The immensely entertaining sidekicks in Amy Jo Cousins' Off Campus get their own story in The Girl Next Door, which moves from the first book's college setting to a first job in the big city milieu. Charles "Cash" Carmichael, a privileged legacy admit to an Ivy League college, had a major awakening when his best friend announced he was in a romantic relationship with another man. Now, having left a cushy job with his family's Boston lobbying firm and taken a low-paying gig teaching soccer to elementary-school kids in a working-class neighborhood in Chicago, Cash has become the point man for all things gay, though he strictly goes for the girls himself. So much so that his high-school-age cousin, Denny, runs to Cash when his parents refuse to believe him when he announces he prefers to sleep with boys. Not feeling all that confident in his ability to provide the proper guidance, Cash calls on his one-time college fuck-buddy, iconoclastic, feminist, bisexual Steph, who has recently moved to Chicago to be closer to her estranged father, for help.
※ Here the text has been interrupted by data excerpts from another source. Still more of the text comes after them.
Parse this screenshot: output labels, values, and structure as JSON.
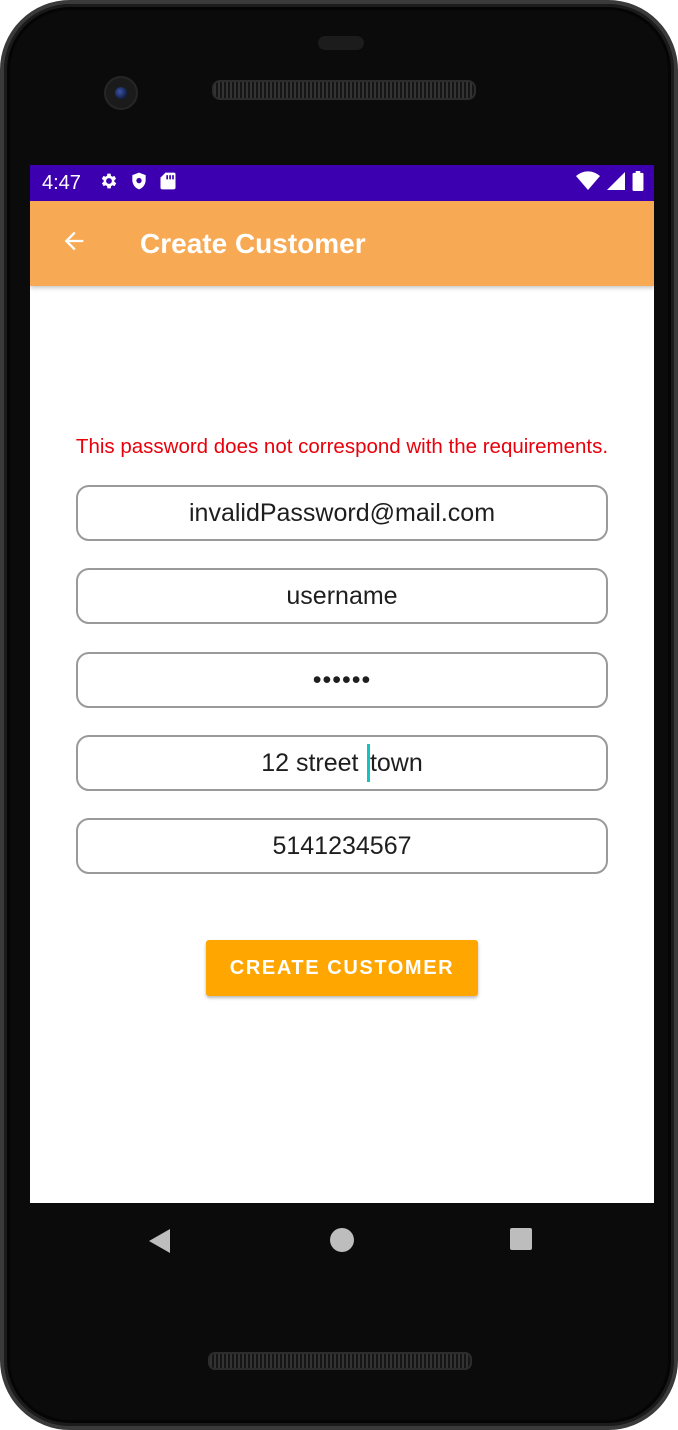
{
  "status_bar": {
    "time": "4:47",
    "left_icons": [
      "gear-icon",
      "shield-icon",
      "sd-card-icon"
    ],
    "right_icons": [
      "wifi-icon",
      "signal-icon",
      "battery-icon"
    ],
    "background_color": "#3d00b0"
  },
  "app_bar": {
    "title": "Create Customer",
    "back_icon": "arrow-back-icon",
    "background_color": "#f7a953"
  },
  "form": {
    "error_message": "This password does not correspond with the requirements.",
    "email_value": "invalidPassword@mail.com",
    "username_value": "username",
    "password_value": "••••••",
    "address_before_cursor": "12 street ",
    "address_after_cursor": "town",
    "phone_value": "5141234567",
    "submit_label": "CREATE CUSTOMER",
    "accent_color": "#ffa600",
    "error_color": "#e8000b"
  },
  "navigation": {
    "icons": [
      "nav-back-icon",
      "nav-home-icon",
      "nav-recents-icon"
    ]
  }
}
Sparks have always flown between Cash and Steph, and even though Steph broke off their relationship in college to be with another woman, soon the two are back to their old college sexual hijinks. Each insists to the other, though, that it's nothing but casual fucking. But as they spend more time together, Cash is growing increasingly frustrated with the distance Steph insists on maintaining between them, and "how badly he'd fucked up back in school when he hadn't taken her, taken them, seriously" (1961).
You might think reading an entire romance novel from the point of view of a privileged, not entirely quick-on-the-draw heterosexual guy might not be so entertaining, but you'd be oh, so wrong. Cousins does amazing work conveying the character and voice of a young man who should embody everything conventional and oblivious, but who is open and kind enough to learn that there other equally valid ways of being, and to embrace the unconventional with honesty, vibrancy, and joy.
Victoria Dahl, Taking the Heat. Harlequin, July 2015
Mary Ann Rivers, My Only Sunshine. Brain Mill Press, July 2015.
Amy Jo Cousins, The Girl Next Door. Samhain, June 2015.